Slow it down, Slow it down, Your moving too fast you see
Sooo my backpack arrived the other day and I could not be happier! This backpack was made for a woman’s body. Doing your research is well worth the wait to find the right pack. I’m such a nerd, I just walk around my house with it on doing regular things but continually pass by a mirror several times to look at it hahah. I’m just really excited! This pack is the start of something big in my life. Things are changing so rapidly, I feel like I don’t have time to think, only to act. But I guess I’ve had enough time to over think things in my life, that now I’m finally able to do and it feels damn good. It’s amazing that a backpack can bring this much happiness. This pack is the physical manifestation of my aspirations. This pack is helping me close a chapter in my life and assisting me in writing a new one. Though closing this chapter seems to be taking some time, seeing my backpack gives me so much to look forward to.
I thought I would be leaving at the end of this month, but have a had a change of plans. The plan is to have no real plan. I just have ideas of where I want to go and things I want to do, but for now I have to be here. When the pressure of thinking you have to go somewhere by a certain time goes away because you realize there’s no rush, you know your making a good decision.

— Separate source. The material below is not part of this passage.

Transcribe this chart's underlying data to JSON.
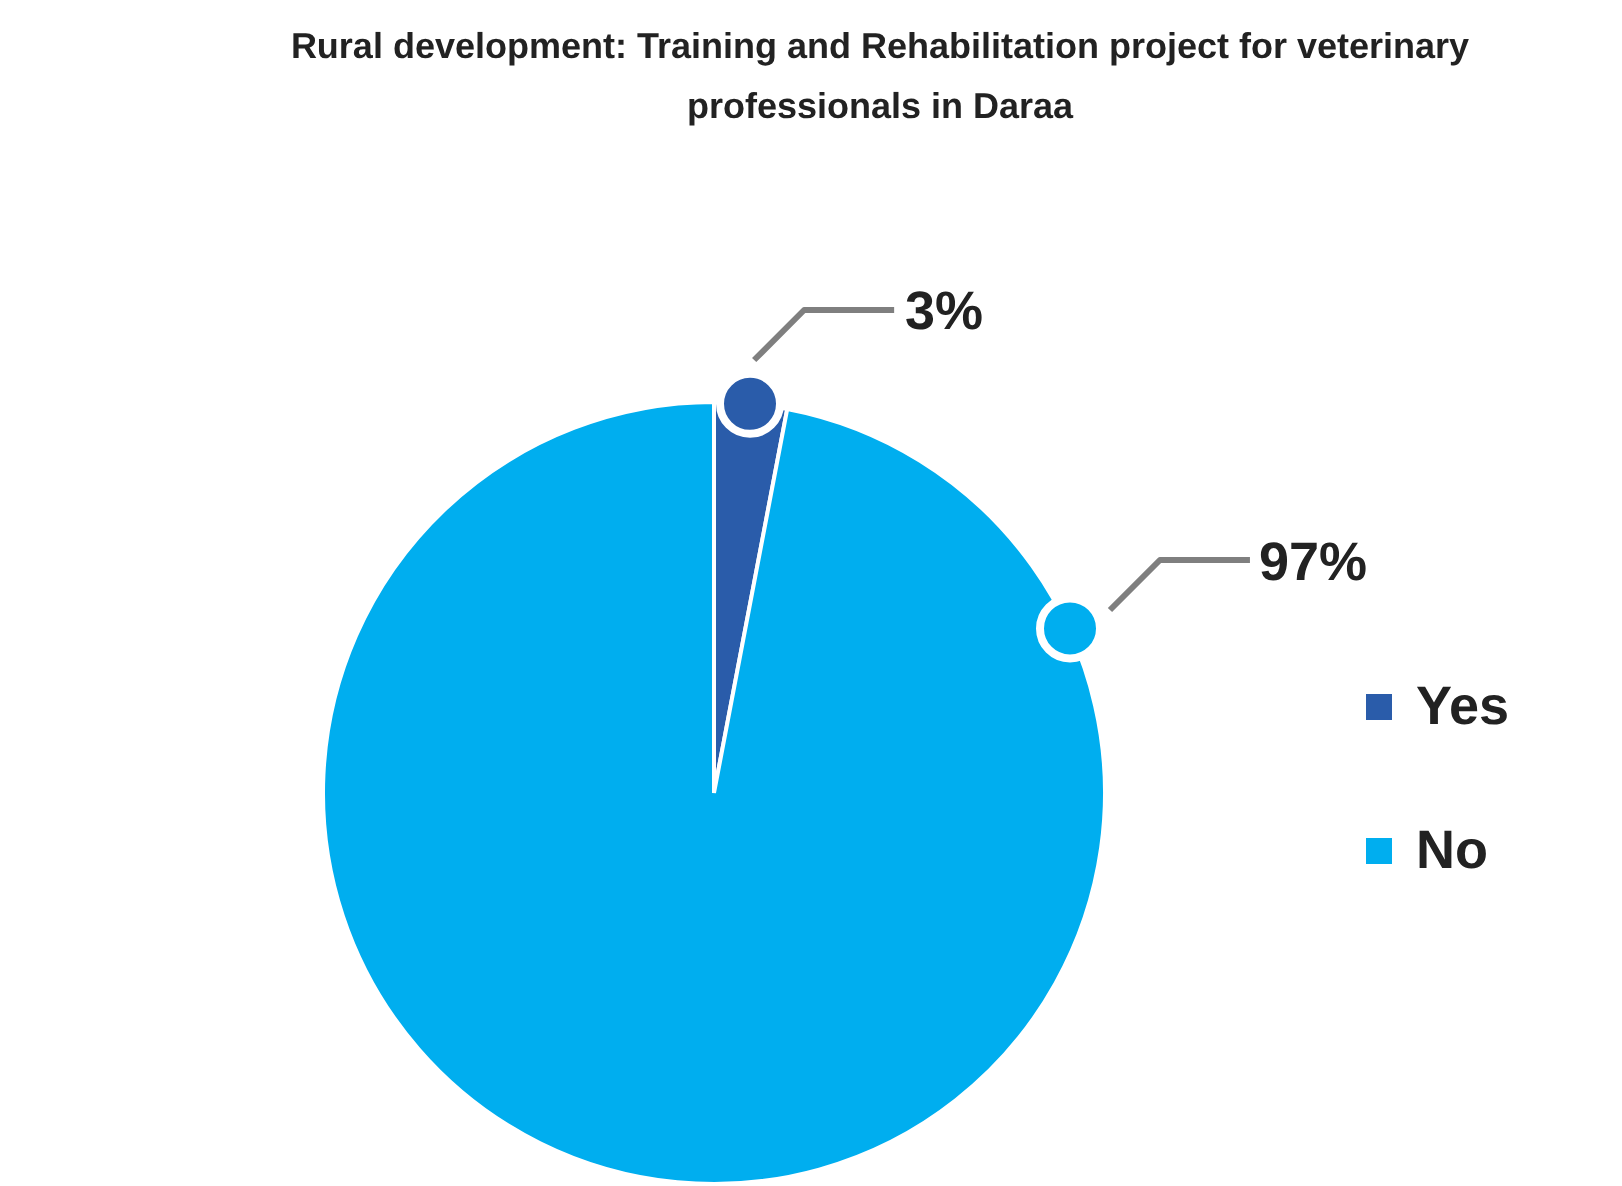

I put a lot of unnecessary weight on myself thinking I needed to throw myself out into the world by a specific date. I do this to myself sometimes! But right now, I’m ok with being here and making plans for the future, because at the moment I don’t really have a choice.
I’ve been in and out of several doctor’s offices trying to figure out what is going on inside my body. All year it’s been trying to tell me something, I just don’t know what and neither does anyone else! I think I have celiac disease or food allergies but I’m not sure. I just got a bunch of blood work done and an endoscopy yesterday (where they put a camera in your stomach), and have to get an ultrasound on my belly on Monday. Hopefully I will get some kind of answers. *fingers crossed*I won’t have my results for another week or so, but at least I’ll be able to cancel things out if they don’t find anything there and move on to the next thing. I’m beyond exhausted dealing with this considering we spend a good portion of our lives eating and it’s a necessity to live and not to mention, doctor’s visits are expensive! I’ve eliminated a lot of food from my diet and feel much better, but after a year of experimenting, it would be nice to know exactly what the cause of these problems are, that way I can avoid it or take whatever steps are needed to fix it. Getting these tests done are a huge step in solving this mystery and very much-needed if I want to be bouncing around the globe. In the meantime I have to wait patiently. I will say I am learning a lot about myself and how to focus on me.